The primary fallacy of parental discipline is the belief that a parent needs to impose consequences to teach a child the "right" way to behave. But the universe inherently does this for you. Real consequence-learning come from seeing how a given behavior reacts with the environment, not knowing that mum or dad will spank or ground. Those parents are doing harm by actually insulating their child from the real world and its natural consequences. Only when the natural consequences are so severe that you would interfere with another adult's behavior is it appropriate to do so with your kids. You keep them out of traffic, but let them profane. You don't let them drink a cup of paint thinner, but beer is no problem.
Aside from the fact that this notion of discipline is artificial, it also is largely a failure. Most of the research on child development points to the fact that authoritarians are able to provide short term motivation, but that it almost universally works against the desired outcome in the long term. So really, discipline is harmful in both of the ways that it is supposed to be helpful. (Read Alfie Kohn for reference to supporting research.)
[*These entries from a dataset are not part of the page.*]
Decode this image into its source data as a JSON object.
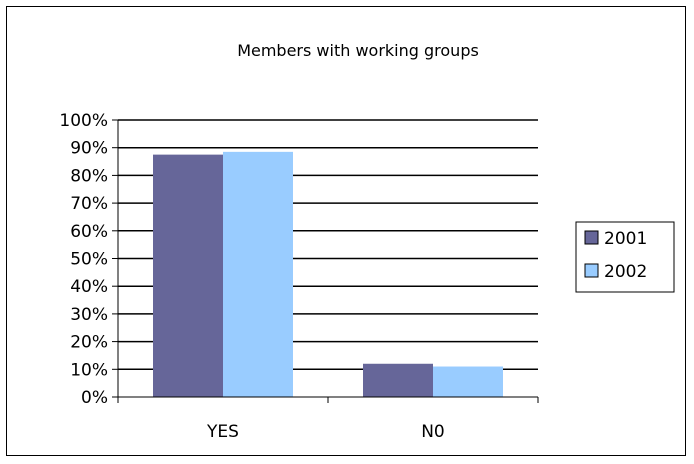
{
  "chart_data": {
    "type": "bar",
    "title": "Members with working groups",
    "categories": [
      "YES",
      "N0"
    ],
    "series": [
      {
        "name": "2001",
        "values": [
          0.875,
          0.12
        ],
        "color": "#666699"
      },
      {
        "name": "2002",
        "values": [
          0.885,
          0.11
        ],
        "color": "#99ccff"
      }
    ],
    "y_ticks": [
      "0%",
      "10%",
      "20%",
      "30%",
      "40%",
      "50%",
      "60%",
      "70%",
      "80%",
      "90%",
      "100%"
    ],
    "ylim": [
      0,
      1
    ],
    "grid": true,
    "legend_position": "right"
  }
}
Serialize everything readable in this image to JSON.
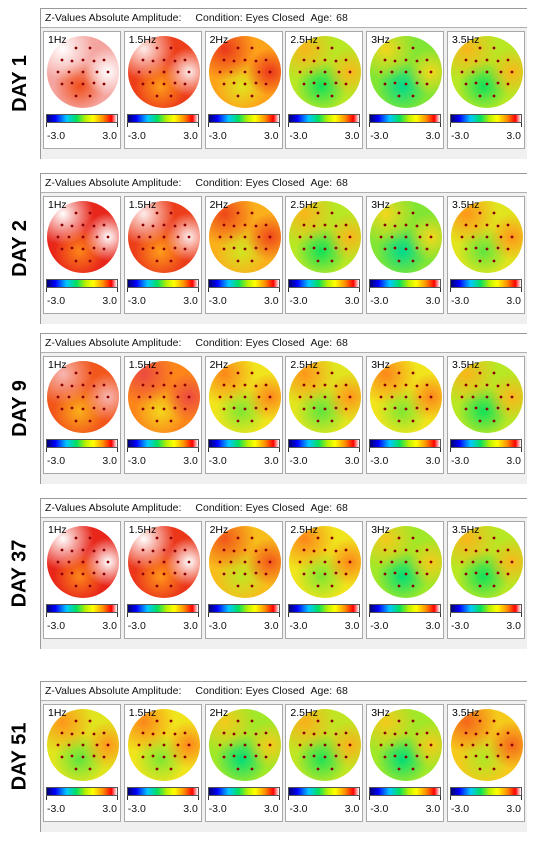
{
  "header": {
    "title": "Z-Values Absolute Amplitude:",
    "condition": "Condition: Eyes Closed",
    "age_label": "Age:",
    "age_value": "68"
  },
  "scale": {
    "min": "-3.0",
    "max": "3.0"
  },
  "frequencies": [
    "1Hz",
    "1.5Hz",
    "2Hz",
    "2.5Hz",
    "3Hz",
    "3.5Hz"
  ],
  "colors": {
    "high": "#e8261a",
    "mid_high": "#ff8c1a",
    "mid": "#f2e21c",
    "low": "#8ee02a",
    "max": "#ffffff"
  },
  "days": [
    {
      "label": "DAY 1",
      "levels": [
        0.95,
        0.85,
        0.72,
        0.55,
        0.5,
        0.55
      ]
    },
    {
      "label": "DAY 2",
      "levels": [
        0.88,
        0.85,
        0.7,
        0.55,
        0.5,
        0.6
      ]
    },
    {
      "label": "DAY 9",
      "levels": [
        0.82,
        0.76,
        0.62,
        0.6,
        0.62,
        0.55
      ]
    },
    {
      "label": "DAY 37",
      "levels": [
        0.88,
        0.86,
        0.68,
        0.62,
        0.52,
        0.55
      ]
    },
    {
      "label": "DAY 51",
      "levels": [
        0.6,
        0.62,
        0.52,
        0.56,
        0.52,
        0.66
      ]
    }
  ]
}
Rebellion is a funny topic. From what I've seen and studied, rebellion is proportional to the amount that a kid is messed with. If you don't want your kids to rebel, then treat them like humans. I know I'm suggesting the radical, but let me ask you this question:
How would you react if someone imposed numerous vectors of micromanagement on every facet of your life?
It's bad enough at work, right? But what if some uncouth boss who really didn't understand your life-needs and -desires also got to dictate when and with whom you got to use the telephone after work? What if she dictated to you how much work you'd have to do at home after working a full day? Would you like to have your free movement restricted through curfew or grounding because your quarterly appraisal wasn't quite up to his expectations?
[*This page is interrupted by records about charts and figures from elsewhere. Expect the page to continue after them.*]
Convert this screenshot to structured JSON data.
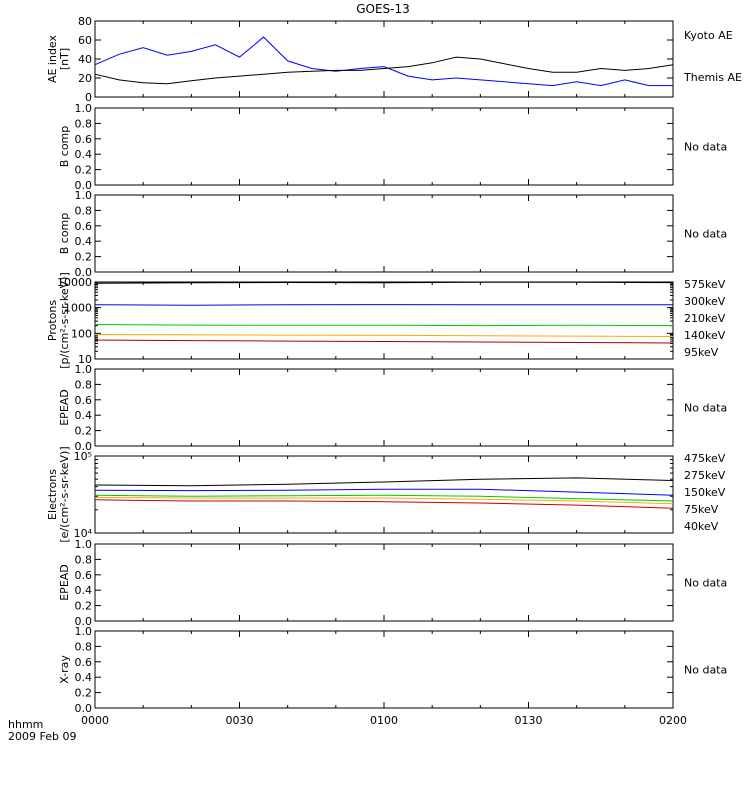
{
  "title": "GOES-13",
  "date_label": "2009 Feb 09",
  "time_axis_label": "hhmm",
  "x_ticks": [
    "0000",
    "0030",
    "0100",
    "0130",
    "0200"
  ],
  "no_data_label": "No data",
  "colors": {
    "black": "#000000",
    "blue": "#0000ff",
    "green": "#00cc00",
    "orange": "#ffaa00",
    "red": "#aa0000",
    "darkred": "#cc0000"
  },
  "chart_data": [
    {
      "type": "line",
      "panel": "ae",
      "ylabel_lines": [
        "AE index",
        "[nT]"
      ],
      "ylim": [
        0,
        80
      ],
      "y_ticks": [
        "0",
        "20",
        "40",
        "60",
        "80"
      ],
      "x_minutes": [
        0,
        5,
        10,
        15,
        20,
        25,
        30,
        35,
        40,
        45,
        50,
        55,
        60,
        65,
        70,
        75,
        80,
        85,
        90,
        95,
        100,
        105,
        110,
        115,
        120
      ],
      "series": [
        {
          "name": "Kyoto AE",
          "color": "#0000ff",
          "values": [
            34,
            45,
            52,
            44,
            48,
            55,
            42,
            63,
            38,
            30,
            27,
            30,
            32,
            22,
            18,
            20,
            18,
            16,
            14,
            12,
            16,
            12,
            18,
            12,
            12
          ]
        },
        {
          "name": "Themis AE",
          "color": "#000000",
          "values": [
            24,
            18,
            15,
            14,
            17,
            20,
            22,
            24,
            26,
            27,
            28,
            28,
            30,
            32,
            36,
            42,
            40,
            35,
            30,
            26,
            26,
            30,
            28,
            30,
            34
          ]
        }
      ]
    },
    {
      "type": "line",
      "panel": "bcomp1",
      "ylabel_lines": [
        "B comp"
      ],
      "ylim": [
        0,
        1
      ],
      "y_ticks": [
        "0.0",
        "0.2",
        "0.4",
        "0.6",
        "0.8",
        "1.0"
      ],
      "no_data": true,
      "series": []
    },
    {
      "type": "line",
      "panel": "bcomp2",
      "ylabel_lines": [
        "B comp"
      ],
      "ylim": [
        0,
        1
      ],
      "y_ticks": [
        "0.0",
        "0.2",
        "0.4",
        "0.6",
        "0.8",
        "1.0"
      ],
      "no_data": true,
      "series": []
    },
    {
      "type": "line",
      "panel": "protons",
      "scale": "log",
      "ylabel_lines": [
        "Protons",
        "[p/(cm²-s-sr-keV)]"
      ],
      "ylim": [
        10,
        10000
      ],
      "y_ticks": [
        "10",
        "100",
        "1000",
        "10000"
      ],
      "x_minutes": [
        0,
        20,
        40,
        60,
        80,
        100,
        120
      ],
      "series": [
        {
          "name": "575keV",
          "color": "#000000",
          "values": [
            9000,
            9300,
            9600,
            9400,
            9800,
            9700,
            9500
          ]
        },
        {
          "name": "300keV",
          "color": "#0000ff",
          "values": [
            1300,
            1250,
            1300,
            1320,
            1310,
            1300,
            1300
          ]
        },
        {
          "name": "210keV",
          "color": "#00cc00",
          "values": [
            220,
            210,
            205,
            208,
            200,
            205,
            200
          ]
        },
        {
          "name": "140keV",
          "color": "#ffaa00",
          "values": [
            90,
            88,
            85,
            84,
            80,
            78,
            75
          ]
        },
        {
          "name": "95keV",
          "color": "#aa0000",
          "values": [
            55,
            52,
            50,
            48,
            46,
            44,
            42
          ]
        }
      ]
    },
    {
      "type": "line",
      "panel": "epead1",
      "ylabel_lines": [
        "EPEAD"
      ],
      "ylim": [
        0,
        1
      ],
      "y_ticks": [
        "0.0",
        "0.2",
        "0.4",
        "0.6",
        "0.8",
        "1.0"
      ],
      "no_data": true,
      "series": []
    },
    {
      "type": "line",
      "panel": "electrons",
      "scale": "log",
      "ylabel_lines": [
        "Electrons",
        "[e/(cm²-s-sr-keV)]"
      ],
      "ylim": [
        10000,
        100000
      ],
      "y_ticks": [
        "10⁴",
        "10⁵"
      ],
      "x_minutes": [
        0,
        20,
        40,
        60,
        80,
        100,
        120
      ],
      "series": [
        {
          "name": "475keV",
          "color": "#000000",
          "values": [
            42000,
            41000,
            43000,
            46000,
            50000,
            52000,
            48000
          ]
        },
        {
          "name": "275keV",
          "color": "#0000ff",
          "values": [
            36000,
            35500,
            36000,
            37000,
            37000,
            34000,
            31000
          ]
        },
        {
          "name": "150keV",
          "color": "#00cc00",
          "values": [
            31000,
            30000,
            30500,
            31000,
            30000,
            28000,
            26000
          ]
        },
        {
          "name": "75keV",
          "color": "#ffaa00",
          "values": [
            29000,
            28500,
            28500,
            28500,
            27500,
            26000,
            24000
          ]
        },
        {
          "name": "40keV",
          "color": "#cc0000",
          "values": [
            27000,
            26000,
            26000,
            25500,
            24500,
            23000,
            21000
          ]
        }
      ]
    },
    {
      "type": "line",
      "panel": "epead2",
      "ylabel_lines": [
        "EPEAD"
      ],
      "ylim": [
        0,
        1
      ],
      "y_ticks": [
        "0.0",
        "0.2",
        "0.4",
        "0.6",
        "0.8",
        "1.0"
      ],
      "no_data": true,
      "series": []
    },
    {
      "type": "line",
      "panel": "xray",
      "ylabel_lines": [
        "X-ray"
      ],
      "ylim": [
        0,
        1
      ],
      "y_ticks": [
        "0.0",
        "0.2",
        "0.4",
        "0.6",
        "0.8",
        "1.0"
      ],
      "no_data": true,
      "series": []
    }
  ]
}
Fuck that! That's how we treat exactly two classes of people in our society. The first of these is dangerous criminal convicts and the second is kids. And we do all this knowing that people placed in restrictive environments will rebel through any means possible. How stupid is that? We are guaranteeing that our kids rebel. We are pushing them away.
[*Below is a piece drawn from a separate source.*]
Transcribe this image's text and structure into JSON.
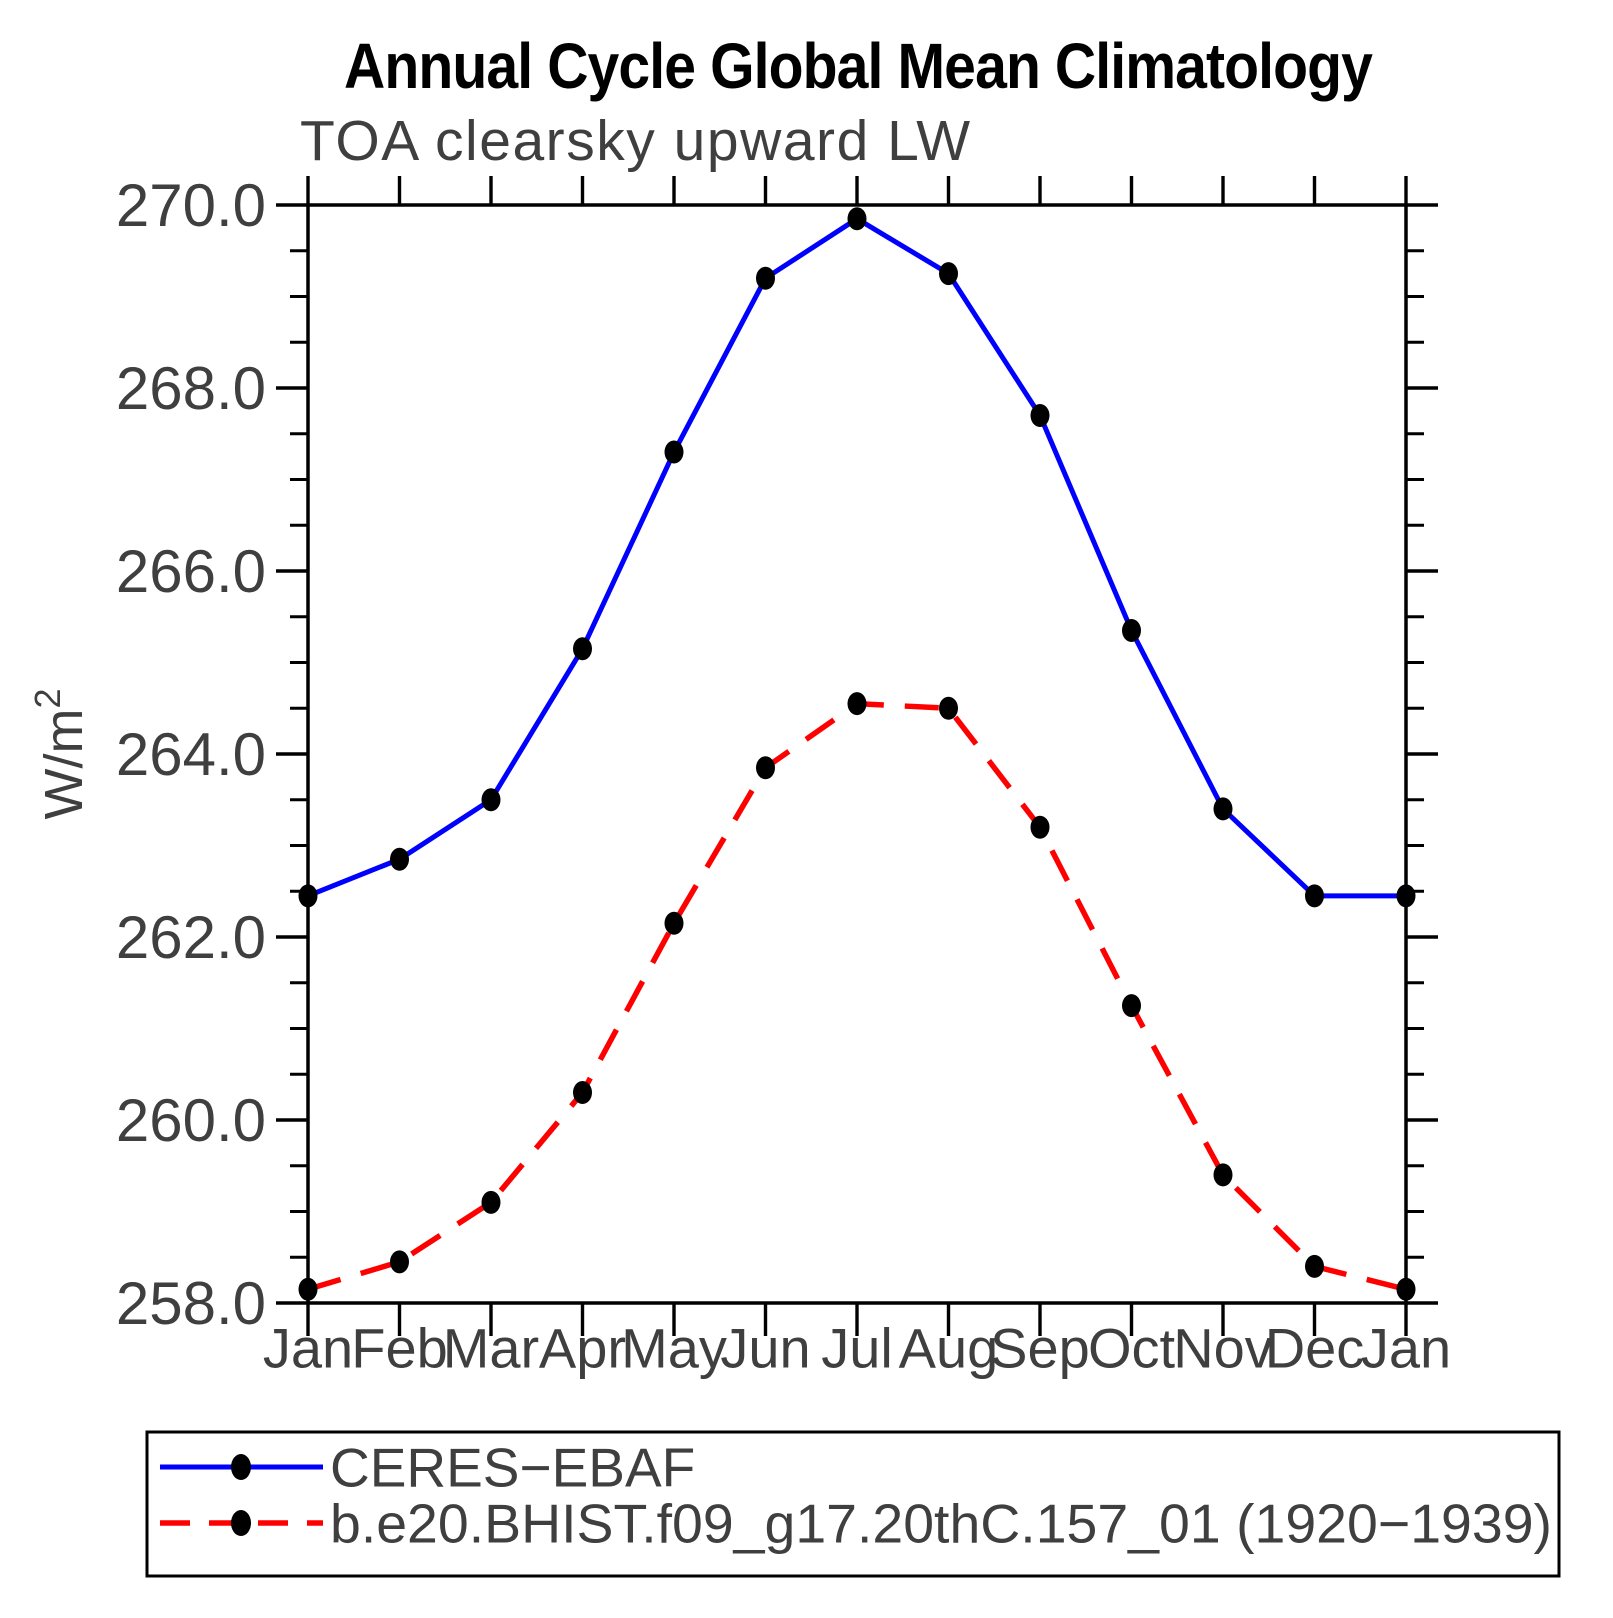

So you're thinking, "Yeah, OK Yonder, ya big know-it-all, so what's the solution? Let the kids run wild?" The first step is to get clear in your head what your role as a parent is. It's not their micromanager. It's not their owner. And never think that they owe you, because they don't! You owe them. You had all the say in whether they would even exist so you took on a great and burdensome responsibility. You get to do the owing.
If you don't want your kids to be rebellious, then don't give them any grief against which to rebel. My kids won't rebel against the rules of my house because those rules (and that house) are ours...not mine. Our only real rule, one that the kids agree with, is that food doesn't belong in the bedrooms. It's a matter of sanitation that could cause house-wide problems and devaluation of the property. And the whole family agrees and everyone is equally bound by it. How and why would the kids rebel?
Remember that you owe them; it's not the other way around. You don't have a special right to their time. You don't have a right to their respect. If you earn their respect then they're eager to give you some of their time. Your job is to help them. Help them to enumerate their goals. Help them to gain the skills needed to attain those goals. Remember that these are their goals, not yours. You don't get to decide the goals for them. Because you can't be in their head, you can't know what's right for them. Only they can do that. You just get to help.